• Ministerstwo Zdrowia wydłużyło termin konsultacji nowelizacji ustawy o refundacji leków w zakresie refundacji wyrobów medycznych, z 15 czerwca do 25 lipca.
• Przedstawiciele tej branży mają nadzieję, że uda się im się namówić resort na rezygnację z niektórych pomysłów w projekcie ustawy.
Po zapoznaniu się z projektem nowelizacji ustawy, środowisko producentów i dystrybutorów wyrobów medycznych liczy na dialog z resortem i przekonuje, że sam pomysł MZ, by traktować wyroby medyczne jak leki, nie jest dobrym rozwiązaniem.

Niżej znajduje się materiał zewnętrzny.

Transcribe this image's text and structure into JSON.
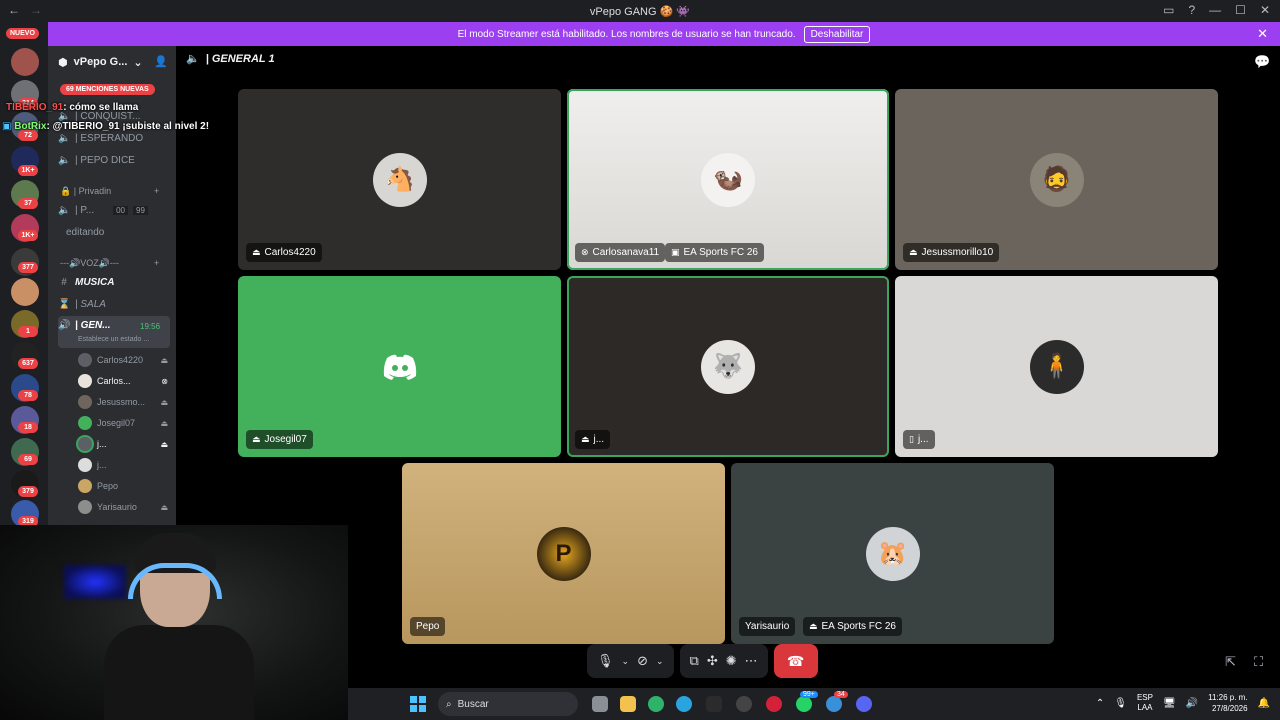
{
  "window": {
    "title": "vPepo GANG",
    "title_emoji": "🍪 👾"
  },
  "banner": {
    "text": "El modo Streamer está habilitado. Los nombres de usuario se han truncado.",
    "button": "Deshabilitar"
  },
  "rail": {
    "nuevo": "NUEVO",
    "badges": [
      "314",
      "72",
      "1K+",
      "37",
      "1K+",
      "377",
      "1",
      "637",
      "78",
      "18",
      "69",
      "379",
      "319"
    ]
  },
  "server": {
    "name": "vPepo G...",
    "mentions": "69 MENCIONES NUEVAS",
    "channels": [
      {
        "label": "| CONQUIST...",
        "icon": "speaker-icon"
      },
      {
        "label": "| ESPERANDO",
        "icon": "speaker-icon"
      },
      {
        "label": "| PEPO DICE",
        "icon": "speaker-icon"
      }
    ],
    "category_private": "| Privadin",
    "private_channel": "| P...",
    "private_counts": [
      "00",
      "99"
    ],
    "editing": "editando",
    "category_voice": "---🔊VOZ🔊---",
    "voice_channels": [
      {
        "label": "MUSICA",
        "icon": "hash-icon"
      },
      {
        "label": "| SALA",
        "icon": "hourglass-icon"
      }
    ],
    "active_channel": "| GEN...",
    "active_timer": "19:56",
    "active_status": "Establece un estado ...",
    "voice_users": [
      "Carlos4220",
      "Carlos...",
      "Jesussmo...",
      "Josegil07",
      "j...",
      "j...",
      "Pepo",
      "Yarisaurio"
    ]
  },
  "chat": [
    {
      "user": "TIBERIO_91",
      "text": ": cómo se llama"
    },
    {
      "user": "BotRix",
      "text": ": @TIBERIO_91 ¡subiste al nivel 2!"
    }
  ],
  "voice": {
    "channel_title": "| GENERAL 1",
    "tiles": [
      {
        "name": "Carlos4220",
        "platform": "ps",
        "activity": ""
      },
      {
        "name": "Carlosanava11",
        "platform": "xbox",
        "activity": "EA Sports FC 26"
      },
      {
        "name": "Jesussmorillo10",
        "platform": "ps",
        "activity": ""
      },
      {
        "name": "Josegil07",
        "platform": "ps",
        "activity": ""
      },
      {
        "name": "j...",
        "platform": "ps",
        "activity": ""
      },
      {
        "name": "j...",
        "platform": "mobile",
        "activity": ""
      },
      {
        "name": "Pepo",
        "platform": "",
        "activity": ""
      },
      {
        "name": "Yarisaurio",
        "platform": "ps",
        "activity": "EA Sports FC 26"
      }
    ]
  },
  "taskbar": {
    "search_placeholder": "Buscar",
    "lang1": "ESP",
    "lang2": "LAA",
    "time": "11:26 p. m.",
    "date": "27/8/2026",
    "badge_whatsapp": "99+",
    "badge_telegram": "34"
  },
  "colors": {
    "accent": "#9b3ff0",
    "discord_green": "#43b05c",
    "speaking": "#3ba55d",
    "hangup": "#da373c"
  }
}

Jednak jak przekonują prawnicy kancelarii DZP, dotychczas poznaliśmy jedynie propozycje zmian w ustawie. Być może jeszcze ważniejsze kwestie znajdą się w rozporządzeniach do ustawy. Na szczegóły przyjdzie jeszcze poczekać.
Kiedy i co w rozporządzeniu?
- Konsultacje przedłużono do 25 lipca. Potem nastąpi etap procedowania ustawy: w sierpniu projekt powinien trafić do Sejmu. Parlamentarzyści mogą się nad nim pochylić na początku września. Zmiana mogłaby wejść w życie od stycznia 2017 roku - prognozował mec. Marcin Pieklak, podczas konferencji zorganizowanej przez kancelarię DZP i firmę Sequence na temat planowanych przez Ministerstwo Zdrowia zmian w zakresie refundacji wyrobów medycznych (Warszawa, 29 czerwca br.).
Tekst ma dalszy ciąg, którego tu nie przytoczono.